Several state-linked media reported that two suicide bombers died in the attack, which was aimed at a Shiite mosque.
IS and other Sunni extremists consider Shiites to be apostates deserving of death. IS affiliates in the kingdom have previously attacked Shiite places of worship, including a suicide bombing on a Shiite mosque in Qatif in May 2015 that killed 21 people.
Earlier Monday, the Interior Ministry said a suicide bomber had detonated his explosives when security guards approached him near the U.S. Consulate in Jiddah. The attacker died and the two security men were lightly wounded.
Interior Ministry spokesman Maj. Gen. Mansour al-Turki was quoted in a statement as saying the guards noticed the man was acting suspiciously at an intersection on the corner of the heavily fortified consulate, near a hospital and a mosque.
The U.S. Embassy in Saudi Arabia confirmed there were no casualties among consular staff.
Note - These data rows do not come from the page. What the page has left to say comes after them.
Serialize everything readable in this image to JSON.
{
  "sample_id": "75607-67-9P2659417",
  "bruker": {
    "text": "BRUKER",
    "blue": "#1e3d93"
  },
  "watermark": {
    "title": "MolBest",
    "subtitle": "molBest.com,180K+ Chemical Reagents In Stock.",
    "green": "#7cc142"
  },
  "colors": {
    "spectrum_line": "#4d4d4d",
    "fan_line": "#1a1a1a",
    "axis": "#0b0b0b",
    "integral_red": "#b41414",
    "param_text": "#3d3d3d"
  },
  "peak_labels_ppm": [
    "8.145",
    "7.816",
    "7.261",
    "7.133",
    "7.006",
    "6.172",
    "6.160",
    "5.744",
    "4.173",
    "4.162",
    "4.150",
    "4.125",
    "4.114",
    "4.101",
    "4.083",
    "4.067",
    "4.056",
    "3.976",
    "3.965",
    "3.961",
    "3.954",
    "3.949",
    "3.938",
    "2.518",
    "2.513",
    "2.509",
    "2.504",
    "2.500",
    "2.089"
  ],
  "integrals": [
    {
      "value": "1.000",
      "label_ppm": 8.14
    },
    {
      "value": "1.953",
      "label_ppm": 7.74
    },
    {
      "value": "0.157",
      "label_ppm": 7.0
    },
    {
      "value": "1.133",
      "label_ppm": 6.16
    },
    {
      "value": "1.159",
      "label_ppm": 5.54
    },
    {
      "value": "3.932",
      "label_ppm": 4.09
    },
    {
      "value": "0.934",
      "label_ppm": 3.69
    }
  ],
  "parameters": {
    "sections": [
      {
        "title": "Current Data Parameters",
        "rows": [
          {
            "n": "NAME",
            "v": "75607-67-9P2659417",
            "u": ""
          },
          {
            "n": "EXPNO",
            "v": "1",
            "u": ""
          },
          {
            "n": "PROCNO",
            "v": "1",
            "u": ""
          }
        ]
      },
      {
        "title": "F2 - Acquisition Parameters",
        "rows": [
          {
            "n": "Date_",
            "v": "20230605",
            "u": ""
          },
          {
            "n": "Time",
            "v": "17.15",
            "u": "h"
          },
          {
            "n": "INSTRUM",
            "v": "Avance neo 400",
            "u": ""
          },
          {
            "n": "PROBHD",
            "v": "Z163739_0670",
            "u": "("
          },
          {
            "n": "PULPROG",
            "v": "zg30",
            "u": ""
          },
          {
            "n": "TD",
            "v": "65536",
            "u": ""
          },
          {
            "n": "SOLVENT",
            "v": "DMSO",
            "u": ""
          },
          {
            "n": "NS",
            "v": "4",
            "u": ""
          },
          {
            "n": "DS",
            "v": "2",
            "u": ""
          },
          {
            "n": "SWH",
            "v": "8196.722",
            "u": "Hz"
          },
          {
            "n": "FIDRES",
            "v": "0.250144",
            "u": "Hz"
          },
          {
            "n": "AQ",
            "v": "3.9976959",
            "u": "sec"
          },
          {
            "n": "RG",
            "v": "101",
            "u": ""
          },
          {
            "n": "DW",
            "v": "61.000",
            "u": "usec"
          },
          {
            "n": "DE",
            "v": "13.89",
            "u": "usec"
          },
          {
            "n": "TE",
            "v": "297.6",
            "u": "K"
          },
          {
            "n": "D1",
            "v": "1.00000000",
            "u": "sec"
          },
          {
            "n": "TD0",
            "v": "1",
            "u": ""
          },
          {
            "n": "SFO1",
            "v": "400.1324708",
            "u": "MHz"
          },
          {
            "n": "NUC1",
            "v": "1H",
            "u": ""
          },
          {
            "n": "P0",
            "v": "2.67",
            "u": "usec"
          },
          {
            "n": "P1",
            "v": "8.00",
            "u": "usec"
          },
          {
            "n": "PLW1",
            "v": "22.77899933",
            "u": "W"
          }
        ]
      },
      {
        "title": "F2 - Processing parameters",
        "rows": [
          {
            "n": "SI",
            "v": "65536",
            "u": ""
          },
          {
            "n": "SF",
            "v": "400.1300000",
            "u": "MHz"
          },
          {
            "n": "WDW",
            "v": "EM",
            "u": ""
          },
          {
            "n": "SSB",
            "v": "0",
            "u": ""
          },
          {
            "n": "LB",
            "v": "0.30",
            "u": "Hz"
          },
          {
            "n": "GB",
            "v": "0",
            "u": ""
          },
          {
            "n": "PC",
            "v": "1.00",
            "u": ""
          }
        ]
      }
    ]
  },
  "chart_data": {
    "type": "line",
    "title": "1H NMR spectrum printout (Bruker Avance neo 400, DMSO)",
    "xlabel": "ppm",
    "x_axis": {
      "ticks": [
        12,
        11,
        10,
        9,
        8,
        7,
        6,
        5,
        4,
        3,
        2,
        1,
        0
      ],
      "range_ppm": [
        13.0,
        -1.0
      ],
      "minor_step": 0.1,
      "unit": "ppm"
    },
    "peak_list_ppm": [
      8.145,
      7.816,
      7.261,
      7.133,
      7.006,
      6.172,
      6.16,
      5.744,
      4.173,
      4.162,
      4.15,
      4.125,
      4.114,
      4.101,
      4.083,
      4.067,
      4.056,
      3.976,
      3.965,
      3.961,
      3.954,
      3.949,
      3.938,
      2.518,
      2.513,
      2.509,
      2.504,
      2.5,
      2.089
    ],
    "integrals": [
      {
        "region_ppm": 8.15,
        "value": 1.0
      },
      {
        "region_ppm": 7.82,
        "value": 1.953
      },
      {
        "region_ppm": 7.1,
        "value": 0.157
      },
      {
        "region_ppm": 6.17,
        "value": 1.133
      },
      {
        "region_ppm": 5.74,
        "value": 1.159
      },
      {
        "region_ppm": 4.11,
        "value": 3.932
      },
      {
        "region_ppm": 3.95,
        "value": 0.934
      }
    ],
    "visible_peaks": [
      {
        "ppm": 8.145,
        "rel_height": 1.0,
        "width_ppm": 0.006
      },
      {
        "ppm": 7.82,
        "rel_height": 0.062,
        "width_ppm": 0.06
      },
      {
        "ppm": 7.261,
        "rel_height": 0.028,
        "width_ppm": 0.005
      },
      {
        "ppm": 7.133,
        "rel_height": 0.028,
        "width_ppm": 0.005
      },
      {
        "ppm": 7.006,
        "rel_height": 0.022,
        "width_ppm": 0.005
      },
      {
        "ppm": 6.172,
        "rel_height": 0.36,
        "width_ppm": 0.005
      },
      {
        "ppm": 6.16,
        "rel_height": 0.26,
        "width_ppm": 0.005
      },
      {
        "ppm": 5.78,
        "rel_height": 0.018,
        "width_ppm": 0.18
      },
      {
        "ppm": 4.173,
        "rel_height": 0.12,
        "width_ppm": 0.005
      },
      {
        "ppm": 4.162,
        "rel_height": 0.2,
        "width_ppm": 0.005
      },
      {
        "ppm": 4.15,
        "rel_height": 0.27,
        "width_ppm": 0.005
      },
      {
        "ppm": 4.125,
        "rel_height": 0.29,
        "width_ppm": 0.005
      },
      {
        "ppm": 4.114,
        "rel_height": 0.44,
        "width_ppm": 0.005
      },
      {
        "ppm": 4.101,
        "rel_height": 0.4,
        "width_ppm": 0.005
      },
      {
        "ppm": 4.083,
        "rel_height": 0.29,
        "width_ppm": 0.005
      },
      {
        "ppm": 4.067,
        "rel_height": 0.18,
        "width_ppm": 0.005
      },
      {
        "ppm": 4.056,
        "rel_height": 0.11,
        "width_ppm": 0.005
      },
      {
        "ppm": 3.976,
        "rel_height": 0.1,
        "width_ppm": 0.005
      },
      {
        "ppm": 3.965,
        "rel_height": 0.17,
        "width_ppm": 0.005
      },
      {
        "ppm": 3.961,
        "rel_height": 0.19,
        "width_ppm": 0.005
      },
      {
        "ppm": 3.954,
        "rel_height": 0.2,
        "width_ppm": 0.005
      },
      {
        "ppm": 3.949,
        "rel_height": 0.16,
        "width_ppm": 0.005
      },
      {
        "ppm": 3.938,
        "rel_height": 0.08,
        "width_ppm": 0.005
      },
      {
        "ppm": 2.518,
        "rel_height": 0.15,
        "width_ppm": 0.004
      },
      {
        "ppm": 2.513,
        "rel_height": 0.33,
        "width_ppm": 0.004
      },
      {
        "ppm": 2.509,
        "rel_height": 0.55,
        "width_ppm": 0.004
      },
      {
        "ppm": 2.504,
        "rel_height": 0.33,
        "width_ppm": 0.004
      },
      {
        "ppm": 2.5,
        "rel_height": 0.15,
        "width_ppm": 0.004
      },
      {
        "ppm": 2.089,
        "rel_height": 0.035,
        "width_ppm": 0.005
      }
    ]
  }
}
The Interior Ministry did not say whether the bomber intended to target the U.S. diplomatic compound.
The ministry said the bomber was not a Saudi citizen, but a resident of the kingdom. It gave no further details on his nationality. There are around 9 million foreigners living in Saudi Arabia, which has a total population of 30 million.
State-run al-Ekhbariya said security forces detonated six explosive devices found at the scene.
A 2004 al-Qaida-linked militant attack on the U.S. Consulate in Jiddah killed five locally hired consular employees and four gunmen. The three-hour battle at the compound came amid a wave of al-Qaida attacks targeting Westerners and Saudi security posts.